Chris Waldrop, Consumer Federation of America: “Consumer Federation of America supports sustainable energy policies that accelerate the development of “second generation” biofuels that do not pit food needs against energy needs. CFA strongly supports the Affordable Food and Fuel for America Act as a sensible path to shift us in that direction. Through a gradual reduction in the Volumetric Ethanol Excise Tax Credit and the import tariff on imported ethanol, this legislation would encourage a steady shift towards the use of second generation biofuels and reduce the pressure to use a basic food stock for fuel. We applaud these efforts.”
Pamela G. Bailey, President and CEO, Grocery Manufacturers Association (GMA): “GMA strongly supports the production of sustainable biofuels. I applaud Congressman Crowley and Congresswoman Bono Mack, along with their fellow cosponsors, for crafting this good, bipartisan, sensible and responsible piece of legislation. By gradually shifting subsidies away from conventional biofuels toward second and third generation biofuels, the Affordable Food and Fuel for America Act will help accelerate the development of advanced fuels that simultaneously help to address our food, energy and climate security needs.”

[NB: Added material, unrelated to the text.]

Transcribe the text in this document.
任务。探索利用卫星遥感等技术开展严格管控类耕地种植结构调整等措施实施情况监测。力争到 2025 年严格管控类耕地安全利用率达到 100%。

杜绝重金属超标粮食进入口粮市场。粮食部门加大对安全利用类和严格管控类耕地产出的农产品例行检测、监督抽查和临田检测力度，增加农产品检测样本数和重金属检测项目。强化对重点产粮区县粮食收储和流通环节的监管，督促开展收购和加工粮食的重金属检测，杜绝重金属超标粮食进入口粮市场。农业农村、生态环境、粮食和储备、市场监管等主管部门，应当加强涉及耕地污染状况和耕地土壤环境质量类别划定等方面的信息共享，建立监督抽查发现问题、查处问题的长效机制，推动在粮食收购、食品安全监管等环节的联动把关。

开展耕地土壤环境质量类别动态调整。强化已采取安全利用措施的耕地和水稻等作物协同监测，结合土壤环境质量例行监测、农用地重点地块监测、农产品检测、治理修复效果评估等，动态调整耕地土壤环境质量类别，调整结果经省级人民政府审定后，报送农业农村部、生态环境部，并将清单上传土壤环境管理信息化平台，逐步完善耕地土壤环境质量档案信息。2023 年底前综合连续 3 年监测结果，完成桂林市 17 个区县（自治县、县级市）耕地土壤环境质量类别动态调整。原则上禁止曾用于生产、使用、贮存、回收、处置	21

Gus West, President, The Hispanic Institute: “The Hispanic Institute proudly supports the “Affordable Food and Fuel for America Act” and its intent to modernize and advance our country’s biofuels policies. By shifting subsidies from conventional biofuels to the biofuels of the future, this legislation places us on a path to both food and energy security.”
The National Cattlemen’s Beef Association (NCBA): “The National Cattlemen’s Beef Association (NCBA) commends Representatives Joseph Crowley (D-NY) and Mary Bono Mack (R-CA) for introducing critical legislation to level the playing field for corn supplies. The Affordable Food and Fuel for America Act will phase out government support for corn-based ethanol over five years and encourage the commercial development of second generation biofuels. After 30 years of support, corn-based ethanol is still reliant on government support to be commercially viable. It is time to allow it to compete on a level playing field, and to stop propping up one industry at the expense of another.”
Joel Brandenberger, President, National Turkey Federation: “We commend the leadership of Reps. Joseph Crowley, D-N.Y., and Mary Bono Mack, R-Calif., for introducing legislation that is absolutely critical to both producers and consumers of food by controlling volatile commodity markets and ensuring all users of feed grains compete on a level playing field.”
Background on the Affordable Food and Fuel for America Act:
The Affordable Food and Fuel for America Act will extend the life of the Volumetric Ethanol Excise Tax Credit (VEETC) until 2013 but will reduce the tax credit for gasoline refiners and the tariff on imported biofuels to 28 cents in 2009, 21 cents in 2010, 16 cents in 2011, 11 cents on 2012, and 7 cents in 2013. Both the 45 cent-per-gallon corn ethanol tax credit and the 54 cent-per-gallon tariff on imported biofuels will expire at the end of the 111th Congress.
The VEETC was established in 2004 to replace a long-standing exemption for corn ethanol from the federal highway tax. Since 1978, federal law has provided $28 billion in tax benefits and subsidies for the corn ethanol industry. The tariff was created in 1980 to protect the corn ethanol industry but now limits imports of less costly biofuels, such as sugar ethanol from Brazil.